Após alguns dias debruçados sobre o tema, a OAB confirmou que existe um vácuo na legislação e que o tema é preocupante diante do cenário político. Por meio do presidente da OAB/Serra, o advogado Ítalo Scaramussa, a instituição apontou a urgência de atualizar a Lei Orgânica da Serra para proteger a institucionalidade.
“A OAB/Serra fez um estudo preliminar por meio da Comissão de Direito Constitucional e Acompanhamento Legislativo. Verificamos que a princípio temos um vácuo legislativo sobre o assunto [linha de sucessão], pois a reforma da Lei Orgânica de 2010 revogou os artigos referentes à substituições temporárias do chefe do Executivo e ao que consta, não houve nova Lei tratando do assunto”, disse dr. Ítalo.

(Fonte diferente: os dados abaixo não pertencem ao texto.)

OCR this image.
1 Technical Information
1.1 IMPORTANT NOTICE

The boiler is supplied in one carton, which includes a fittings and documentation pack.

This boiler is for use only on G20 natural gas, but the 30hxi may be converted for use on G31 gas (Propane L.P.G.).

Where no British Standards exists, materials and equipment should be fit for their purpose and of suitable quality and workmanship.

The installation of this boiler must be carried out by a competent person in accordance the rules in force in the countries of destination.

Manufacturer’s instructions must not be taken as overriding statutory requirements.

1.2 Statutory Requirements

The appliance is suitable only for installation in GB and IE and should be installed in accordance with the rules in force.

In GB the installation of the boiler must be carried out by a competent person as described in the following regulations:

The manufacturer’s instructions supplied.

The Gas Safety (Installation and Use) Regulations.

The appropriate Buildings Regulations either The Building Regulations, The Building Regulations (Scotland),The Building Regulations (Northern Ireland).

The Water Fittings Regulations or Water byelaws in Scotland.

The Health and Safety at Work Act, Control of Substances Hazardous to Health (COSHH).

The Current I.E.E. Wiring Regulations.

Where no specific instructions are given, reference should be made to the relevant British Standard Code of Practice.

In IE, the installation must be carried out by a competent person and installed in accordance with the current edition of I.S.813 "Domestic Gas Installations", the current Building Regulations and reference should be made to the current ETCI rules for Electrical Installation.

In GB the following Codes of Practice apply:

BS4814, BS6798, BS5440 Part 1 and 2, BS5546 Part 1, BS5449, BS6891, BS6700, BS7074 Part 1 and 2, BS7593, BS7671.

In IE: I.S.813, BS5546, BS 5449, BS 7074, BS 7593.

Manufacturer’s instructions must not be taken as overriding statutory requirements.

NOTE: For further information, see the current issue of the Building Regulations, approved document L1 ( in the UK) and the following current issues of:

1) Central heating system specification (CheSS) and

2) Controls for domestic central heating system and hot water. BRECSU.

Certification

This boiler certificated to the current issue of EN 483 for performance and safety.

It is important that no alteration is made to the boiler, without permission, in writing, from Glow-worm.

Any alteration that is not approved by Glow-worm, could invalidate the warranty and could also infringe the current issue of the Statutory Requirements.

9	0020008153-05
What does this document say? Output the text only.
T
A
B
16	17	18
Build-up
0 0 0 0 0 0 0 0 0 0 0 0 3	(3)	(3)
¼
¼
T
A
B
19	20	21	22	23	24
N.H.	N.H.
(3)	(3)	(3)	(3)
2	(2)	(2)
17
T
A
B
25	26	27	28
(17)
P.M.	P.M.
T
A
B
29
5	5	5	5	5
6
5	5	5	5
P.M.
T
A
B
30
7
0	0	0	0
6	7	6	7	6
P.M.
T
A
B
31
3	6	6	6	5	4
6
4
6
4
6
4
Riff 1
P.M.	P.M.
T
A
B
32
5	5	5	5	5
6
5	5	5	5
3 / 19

Ele confirmou que essa situação acarreta em insegurança jurídica. “Se ocorrer algum evento que faça com que o atual chefe do poder Executivo deixe o cargo temporariamente, teríamos que se socorrer a uma legislação externa, no caso aplicar a Constituição Federal ou Estadual, mas ainda assim seria complexo, visto que o Supremo Tribunal Federal (STF) já deu decisões que a linha sucessória prevista na Constituição Federal não obrigatoriamente se repete nos municípios e estados posto que existem situações diferentes em termos de composição de poderes”, afirmou o presidente da OAB/Serra.
E finaliza: “A OAB vai notificar a Câmara da Serra recomendando a imediata revisão dessa legislação. Na maioria dos casos, normalmente é vice [que na Serra é candidato a deputado federal], em seguida o presidente da Câmara da Serra [que na Serra também é candidato a deputado federal], a princípio o Judiciário não entraria a nível municipal”, completou.
Este cenário apesar de ser hipotético, já ocorreu em outras cidades brasileiras; é o caso por exemplo, do município de Guamaré, no Rio Grande do Norte, na região da Costa Branca potiguar, que em 2018 ficou por dias sem nenhum gestor, porque o vereador eleito presidente da Câmara Municipal se recusou a assumir o cargo interinamente, também por questões de ordem política.
Hospitais da cidade chegaram a enfrentar falta de comida e insumos. Em 2020 a cidade de São Braz do Piauí também ficou sem gestor, pois o vice-prefeito se recusou a tomar posse de prefeito devido ao cenário político, assim como o quadro hipotético que foi trazido neste texto.